Un gruppo di ricercatori dell’Arizona University ha deciso di monitorare i benefici di una vita a stretto contatto con i cani, che entrano e escono da casa, per dimostrare che un “bacio” di fido può effettivamente migliorare le difese del nostro organismo. Dato che la risposta umana alla saliva del cane stimola una crescita di microorganismi positivi nell’intestino, gli studiosi americani arrivano a paragonare la leccata di un cane all’assunzione di uno yogurt.

Charles Raison, il dottore a capo della ricerca universitaria, precisa che “i cani potrebbero effettivamente agire come probiotici e migliorare quindi la salute generale dell’uomo. Con l’avanzare degli anni, questi batteri protettivi che vivono nell’intestino finiscono col giocare un ruolo fondamentale per quanto concerne la nostra forma fisica e mentale”. Lo studio attuale sta prendendo in esame persone tra i 50 e i 60 anni a contatto con i cani, in un arco complessivo di dodici settimane, per valutare i benefici sulla salute del fisico. La fase 2 del test, che durerà altri tre mesi, si concentrerà invece sul benessere psichico delle “cavie”.

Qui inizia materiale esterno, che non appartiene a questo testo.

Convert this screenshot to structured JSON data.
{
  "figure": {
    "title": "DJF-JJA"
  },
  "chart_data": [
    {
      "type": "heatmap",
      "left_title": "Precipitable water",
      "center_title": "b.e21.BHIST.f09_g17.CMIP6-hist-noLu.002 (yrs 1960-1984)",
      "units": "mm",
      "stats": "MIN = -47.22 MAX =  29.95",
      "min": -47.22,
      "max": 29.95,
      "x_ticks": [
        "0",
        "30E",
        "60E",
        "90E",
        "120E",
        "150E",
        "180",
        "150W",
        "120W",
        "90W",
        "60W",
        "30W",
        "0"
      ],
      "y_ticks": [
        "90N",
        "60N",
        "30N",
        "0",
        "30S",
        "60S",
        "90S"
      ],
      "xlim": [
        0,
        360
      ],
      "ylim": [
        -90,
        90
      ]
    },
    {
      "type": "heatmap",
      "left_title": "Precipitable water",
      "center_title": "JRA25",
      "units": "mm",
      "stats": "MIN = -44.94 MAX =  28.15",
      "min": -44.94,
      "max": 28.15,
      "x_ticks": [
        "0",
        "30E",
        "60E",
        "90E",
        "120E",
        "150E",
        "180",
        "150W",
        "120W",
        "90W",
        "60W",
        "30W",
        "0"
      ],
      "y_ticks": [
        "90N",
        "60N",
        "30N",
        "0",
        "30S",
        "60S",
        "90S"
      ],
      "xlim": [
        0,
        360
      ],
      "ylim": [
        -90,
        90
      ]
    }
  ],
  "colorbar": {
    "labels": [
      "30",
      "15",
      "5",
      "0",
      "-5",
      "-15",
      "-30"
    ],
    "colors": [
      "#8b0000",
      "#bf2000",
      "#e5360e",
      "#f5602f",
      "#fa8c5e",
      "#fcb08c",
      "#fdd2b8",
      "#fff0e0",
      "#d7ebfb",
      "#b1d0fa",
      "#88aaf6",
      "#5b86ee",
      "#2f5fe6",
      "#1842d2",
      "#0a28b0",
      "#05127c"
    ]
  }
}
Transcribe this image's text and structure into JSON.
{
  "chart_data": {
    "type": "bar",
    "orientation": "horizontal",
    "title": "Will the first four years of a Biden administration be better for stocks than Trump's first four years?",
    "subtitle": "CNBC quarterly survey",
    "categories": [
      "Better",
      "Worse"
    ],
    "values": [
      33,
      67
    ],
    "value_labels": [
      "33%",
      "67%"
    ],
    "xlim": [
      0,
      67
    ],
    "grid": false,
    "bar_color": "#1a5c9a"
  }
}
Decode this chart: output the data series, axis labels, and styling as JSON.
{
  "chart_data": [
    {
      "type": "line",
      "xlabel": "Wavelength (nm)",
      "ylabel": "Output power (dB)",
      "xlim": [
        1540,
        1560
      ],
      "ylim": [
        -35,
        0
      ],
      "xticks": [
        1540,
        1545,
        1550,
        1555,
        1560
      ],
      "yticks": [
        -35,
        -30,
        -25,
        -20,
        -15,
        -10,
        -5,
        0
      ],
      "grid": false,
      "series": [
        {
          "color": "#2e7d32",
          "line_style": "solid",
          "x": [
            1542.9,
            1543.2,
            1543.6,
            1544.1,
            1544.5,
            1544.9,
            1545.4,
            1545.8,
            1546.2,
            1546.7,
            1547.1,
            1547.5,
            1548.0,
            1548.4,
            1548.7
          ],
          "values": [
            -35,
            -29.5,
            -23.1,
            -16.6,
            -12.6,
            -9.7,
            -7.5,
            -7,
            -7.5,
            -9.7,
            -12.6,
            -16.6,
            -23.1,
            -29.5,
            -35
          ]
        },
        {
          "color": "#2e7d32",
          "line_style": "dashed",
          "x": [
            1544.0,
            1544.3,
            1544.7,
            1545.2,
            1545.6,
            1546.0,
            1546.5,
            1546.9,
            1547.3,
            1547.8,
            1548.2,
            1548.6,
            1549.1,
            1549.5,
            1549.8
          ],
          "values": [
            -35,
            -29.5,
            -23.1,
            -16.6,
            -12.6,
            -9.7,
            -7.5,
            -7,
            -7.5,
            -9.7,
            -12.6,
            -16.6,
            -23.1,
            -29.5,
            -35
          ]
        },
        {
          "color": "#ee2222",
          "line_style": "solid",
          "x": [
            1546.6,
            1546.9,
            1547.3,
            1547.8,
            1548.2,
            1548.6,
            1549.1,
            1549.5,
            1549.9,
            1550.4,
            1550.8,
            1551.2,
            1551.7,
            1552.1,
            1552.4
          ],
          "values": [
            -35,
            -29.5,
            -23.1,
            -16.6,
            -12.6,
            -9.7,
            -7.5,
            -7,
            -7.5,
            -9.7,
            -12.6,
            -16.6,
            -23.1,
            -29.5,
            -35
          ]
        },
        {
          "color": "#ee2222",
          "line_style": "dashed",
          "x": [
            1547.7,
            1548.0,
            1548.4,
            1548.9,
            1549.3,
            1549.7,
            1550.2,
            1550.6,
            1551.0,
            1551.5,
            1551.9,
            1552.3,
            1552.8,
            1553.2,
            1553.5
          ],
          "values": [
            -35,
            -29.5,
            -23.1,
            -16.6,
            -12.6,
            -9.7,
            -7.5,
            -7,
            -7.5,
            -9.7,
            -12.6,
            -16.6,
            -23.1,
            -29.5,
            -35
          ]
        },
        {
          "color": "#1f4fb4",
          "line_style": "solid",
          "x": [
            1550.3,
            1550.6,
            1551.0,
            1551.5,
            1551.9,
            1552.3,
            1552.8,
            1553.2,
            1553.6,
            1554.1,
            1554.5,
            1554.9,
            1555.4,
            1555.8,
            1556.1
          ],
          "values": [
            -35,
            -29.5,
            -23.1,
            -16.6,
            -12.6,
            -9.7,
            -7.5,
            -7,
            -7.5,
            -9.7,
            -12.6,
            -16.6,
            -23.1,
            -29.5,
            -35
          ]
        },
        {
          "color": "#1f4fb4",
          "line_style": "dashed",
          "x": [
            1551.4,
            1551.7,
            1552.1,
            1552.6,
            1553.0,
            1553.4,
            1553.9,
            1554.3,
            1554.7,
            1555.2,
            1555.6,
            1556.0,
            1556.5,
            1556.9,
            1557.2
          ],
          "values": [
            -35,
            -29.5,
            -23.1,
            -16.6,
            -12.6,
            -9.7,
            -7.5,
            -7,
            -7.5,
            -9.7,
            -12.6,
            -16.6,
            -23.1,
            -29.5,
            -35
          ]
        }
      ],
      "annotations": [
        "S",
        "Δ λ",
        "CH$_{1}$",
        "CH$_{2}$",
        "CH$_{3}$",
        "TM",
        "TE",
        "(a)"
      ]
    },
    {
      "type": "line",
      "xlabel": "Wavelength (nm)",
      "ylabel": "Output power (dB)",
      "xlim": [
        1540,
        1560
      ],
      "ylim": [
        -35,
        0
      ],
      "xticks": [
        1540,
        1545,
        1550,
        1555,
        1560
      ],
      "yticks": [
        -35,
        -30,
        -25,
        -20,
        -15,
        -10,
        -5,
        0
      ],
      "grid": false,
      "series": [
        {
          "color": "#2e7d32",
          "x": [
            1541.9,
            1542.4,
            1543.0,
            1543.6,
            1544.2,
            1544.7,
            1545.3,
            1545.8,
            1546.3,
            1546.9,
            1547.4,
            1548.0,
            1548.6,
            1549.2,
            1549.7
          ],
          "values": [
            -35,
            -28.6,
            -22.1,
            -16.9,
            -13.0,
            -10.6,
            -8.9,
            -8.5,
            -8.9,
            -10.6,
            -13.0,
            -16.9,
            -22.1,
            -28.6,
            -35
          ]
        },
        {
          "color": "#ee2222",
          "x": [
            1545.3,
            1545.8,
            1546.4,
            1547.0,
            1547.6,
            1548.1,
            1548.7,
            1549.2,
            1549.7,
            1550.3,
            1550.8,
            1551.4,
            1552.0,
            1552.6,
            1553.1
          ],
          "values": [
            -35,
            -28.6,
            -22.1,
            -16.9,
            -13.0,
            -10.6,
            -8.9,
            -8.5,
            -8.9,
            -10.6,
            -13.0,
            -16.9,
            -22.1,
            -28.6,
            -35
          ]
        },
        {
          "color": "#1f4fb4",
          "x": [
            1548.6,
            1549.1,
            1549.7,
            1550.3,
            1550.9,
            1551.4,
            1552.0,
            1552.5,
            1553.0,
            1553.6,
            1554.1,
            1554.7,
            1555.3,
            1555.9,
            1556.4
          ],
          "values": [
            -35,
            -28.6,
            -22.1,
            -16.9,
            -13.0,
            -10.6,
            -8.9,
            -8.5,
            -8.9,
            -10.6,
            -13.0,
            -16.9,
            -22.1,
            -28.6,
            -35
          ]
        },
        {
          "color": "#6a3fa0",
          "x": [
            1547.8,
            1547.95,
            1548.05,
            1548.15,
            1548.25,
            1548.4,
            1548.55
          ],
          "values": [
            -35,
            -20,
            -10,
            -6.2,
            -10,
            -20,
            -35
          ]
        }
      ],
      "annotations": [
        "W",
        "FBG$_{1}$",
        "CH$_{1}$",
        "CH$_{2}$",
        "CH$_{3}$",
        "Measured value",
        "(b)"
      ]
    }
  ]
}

Studi precedenti hanno già dimostrato che la presenza di un animale in casa può sicuramente giovare ai bambini piccoli, che si trovano quindi nelle primissime fasi dello sviluppo. I bimbi da 1 a 3 anni che vivono con cani e gatti hanno meno probabilità di sviluppare asma, infezioni all’orecchio e allergie di vario tipo. La continua esposizione con lo “sporco” e i microbi portati in casa dagli animali forza il sistema immunitario a svilupparsi più velocemente del normale ed evita l’utilizzo massiccio di antibiotici.